Perawat berpakaian putih baru saja keluar dari kamar Aalisha setelah mengganti perban di tubuh gadis itu, kini ia ambil seragam Akademinya lalu dikenakan, satu per satu kancing ia pasang, kemudian meraih jubah yang kini mengelilingi tubuhnya dengan rapi. Aalisha merapikan rambutnya, lalu ia ikat, tidak diurai seperti biasa. Setelah mengenakan sepatu, Aalisha melangkah keluar kamar, sebagian murid berlalu-lalang juga di lorong kastil asrama dengan membawa kesibukan masing-masing. Namun, jika ada murid yang melirik ke arah Aalisha sesekali, sudah dipastikan jika murid itu berasal dari angkatan yang sama dengannya dan tahu kabar jika Aalisha adalah murid bersimbah darah di hari pertandingan Oulixeus. Hanya saja tidak tersebar siapa pelaku yang membuat gadis itu terluka hingga berada dua hari di rumah sakit, banyak yang mencari-cari siapa pelakunya, apakah terjadi pertarungan atau hanya sepihak saja hingga Aalisha babak belur.
Di kala ini, terbelah dua kubu. Kubu pertama adalah mereka yang mendukung Aalisha sebagai korban karena meskipun gadis itu menyebalkan dan sombong, serta punya banyak pembenci, tetapi siapa pun itu tidak dibenarkan untuk bertarung dengan niat mencelakai apalagi sampai membunuh, sudah ditebak jika gadis itu hendak dibunuh, buktinya adalah luka yang ia terima.
Kubu kedua adalah mereka yang sama sekali tak peduli pada kondisi Aalisha meski ia korban, mereka berujar jika sudah sepantasnya gadis kasta bawah yang sombong itu untuk dibungkam agar semakin tak menjadi-jadi, salah satunya dengan membuatnya paham bagaimana seseorang bisa bergerak untuk membunuhnya, terutama keluarga bangsawan. Jadi berharap saja setelah kejadian ini, gadis kasta bawah itu sadar bahwa dirinya harus berhenti, jikalau bisa, enyah dari Eidothea adalah pilihan terbaik.
"Kau dengar kabarnya, jika adik tingkat itu, mengalami tragedi mengenaskan, untung saja nyawanya masih disayang Dewa," ujar seorang gadis dengan rambut pirang terurai panjang.
Temannya yang sedang memakan puding dengan anggun, ikut menimpali, "setidaknya hal ini menjadi pembelajaran baginya jika dunia mudah sekali menghancurkan manusia seperti dia itu."

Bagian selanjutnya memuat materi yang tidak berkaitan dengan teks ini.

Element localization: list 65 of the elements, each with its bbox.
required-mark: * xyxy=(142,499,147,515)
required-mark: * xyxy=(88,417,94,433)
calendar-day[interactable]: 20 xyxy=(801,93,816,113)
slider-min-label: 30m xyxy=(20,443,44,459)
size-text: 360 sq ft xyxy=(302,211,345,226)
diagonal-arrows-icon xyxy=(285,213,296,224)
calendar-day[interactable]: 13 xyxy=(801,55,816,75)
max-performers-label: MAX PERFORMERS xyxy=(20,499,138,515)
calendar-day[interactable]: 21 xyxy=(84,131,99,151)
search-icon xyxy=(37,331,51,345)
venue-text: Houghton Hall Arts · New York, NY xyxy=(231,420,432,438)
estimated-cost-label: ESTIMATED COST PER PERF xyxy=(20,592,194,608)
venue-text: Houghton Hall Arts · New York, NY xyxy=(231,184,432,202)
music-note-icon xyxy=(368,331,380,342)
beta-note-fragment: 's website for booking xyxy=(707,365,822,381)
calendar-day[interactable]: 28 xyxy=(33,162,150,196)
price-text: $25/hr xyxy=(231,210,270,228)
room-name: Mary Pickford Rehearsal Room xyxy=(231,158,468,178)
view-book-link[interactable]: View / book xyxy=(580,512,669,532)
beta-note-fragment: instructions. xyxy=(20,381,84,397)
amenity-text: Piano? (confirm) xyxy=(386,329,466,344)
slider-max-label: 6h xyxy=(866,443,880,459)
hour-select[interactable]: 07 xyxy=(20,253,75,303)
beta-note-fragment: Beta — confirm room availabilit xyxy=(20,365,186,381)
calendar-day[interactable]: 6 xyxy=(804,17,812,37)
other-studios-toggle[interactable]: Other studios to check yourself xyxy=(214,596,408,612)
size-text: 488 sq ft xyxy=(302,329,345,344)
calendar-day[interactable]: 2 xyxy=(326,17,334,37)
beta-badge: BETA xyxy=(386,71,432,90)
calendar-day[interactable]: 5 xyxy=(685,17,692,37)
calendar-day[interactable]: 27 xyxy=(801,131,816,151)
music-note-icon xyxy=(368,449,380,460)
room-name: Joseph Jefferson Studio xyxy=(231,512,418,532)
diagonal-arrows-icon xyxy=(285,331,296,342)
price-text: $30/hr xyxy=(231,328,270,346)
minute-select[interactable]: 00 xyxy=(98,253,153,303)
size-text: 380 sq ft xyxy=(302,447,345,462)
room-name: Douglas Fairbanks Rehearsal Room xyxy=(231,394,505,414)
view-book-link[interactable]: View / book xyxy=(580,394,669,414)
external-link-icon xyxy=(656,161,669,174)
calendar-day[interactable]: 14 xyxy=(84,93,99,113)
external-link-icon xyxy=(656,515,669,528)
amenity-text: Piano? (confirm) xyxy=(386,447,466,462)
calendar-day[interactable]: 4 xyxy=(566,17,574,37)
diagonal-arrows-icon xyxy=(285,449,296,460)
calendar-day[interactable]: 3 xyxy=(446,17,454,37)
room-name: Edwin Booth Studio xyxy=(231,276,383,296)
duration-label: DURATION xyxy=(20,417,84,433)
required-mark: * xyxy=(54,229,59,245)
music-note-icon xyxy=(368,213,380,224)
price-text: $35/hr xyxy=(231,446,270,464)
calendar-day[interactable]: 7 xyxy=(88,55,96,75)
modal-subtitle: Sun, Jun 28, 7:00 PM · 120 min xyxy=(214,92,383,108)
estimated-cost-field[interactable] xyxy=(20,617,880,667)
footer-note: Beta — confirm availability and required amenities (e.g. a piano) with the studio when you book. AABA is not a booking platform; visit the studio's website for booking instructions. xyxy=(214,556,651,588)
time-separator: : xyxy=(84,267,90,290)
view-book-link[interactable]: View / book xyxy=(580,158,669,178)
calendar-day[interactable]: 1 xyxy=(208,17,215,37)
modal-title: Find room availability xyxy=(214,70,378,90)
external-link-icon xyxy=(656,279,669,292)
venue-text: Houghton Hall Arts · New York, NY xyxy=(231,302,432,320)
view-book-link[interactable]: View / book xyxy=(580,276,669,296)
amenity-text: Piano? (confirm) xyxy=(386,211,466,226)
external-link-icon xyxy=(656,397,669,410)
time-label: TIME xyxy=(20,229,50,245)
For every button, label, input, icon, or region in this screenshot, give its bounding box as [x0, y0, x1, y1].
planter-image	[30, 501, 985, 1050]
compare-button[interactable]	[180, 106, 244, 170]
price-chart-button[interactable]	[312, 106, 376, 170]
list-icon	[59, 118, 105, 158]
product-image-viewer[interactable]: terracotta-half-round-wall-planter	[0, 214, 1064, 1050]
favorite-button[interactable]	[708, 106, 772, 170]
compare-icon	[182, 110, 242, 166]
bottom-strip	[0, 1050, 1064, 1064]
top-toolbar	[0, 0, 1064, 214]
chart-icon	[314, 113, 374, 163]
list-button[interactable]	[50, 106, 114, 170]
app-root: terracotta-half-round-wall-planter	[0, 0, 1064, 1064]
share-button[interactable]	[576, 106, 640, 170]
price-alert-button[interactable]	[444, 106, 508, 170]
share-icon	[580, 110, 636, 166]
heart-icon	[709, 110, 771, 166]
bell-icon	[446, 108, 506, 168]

Suara kekehan terdengar dari gadis yang mengenakan topi baret. "Aku penasaran apa dia masih bersikap sombong setelah ini?"
Gadis berambut pirang menyahut kembali. "Entahlah, dia gila jika masih—"
"Bisakah tutup mulut kalian semua." Suara itu berasal dari seorang gadis dengan manik mata amber yang manik matanya tidak lepas dari buku bersampul hitam. Kini para gadis yang bergosip tadi seketika terdiam membisu dengan kepala agak menunduk.
"Maafkan kami ...." ucap si rambut pirang.
"Pergi. Aku ingin sendiri, kalian sangat mengganggu."
Kini para gadis itu bangkit dari kursi mereka. Lalu perlahan menaruh tangan mereka di dada kiri sambil membungkuk pelan sebagai tanda penghormatan. "Kami undur diri, Nona Eloise Clemence."
Maka mereka segera beranjak dari sana tanpa berani berbisik satu sama lain, meski diusir dan diperlakukan agak kasar, tapi mereka tak berani untuk membicarakan Eloise di belakang. Baru beberapa langkah, mereka berpapasan dengan Nathalia Clodovea yang hendak menemui Eloise, para gadis memberikan hormat sesaat lalu kembali melangkah sedangkan Nathalia menatap bingung.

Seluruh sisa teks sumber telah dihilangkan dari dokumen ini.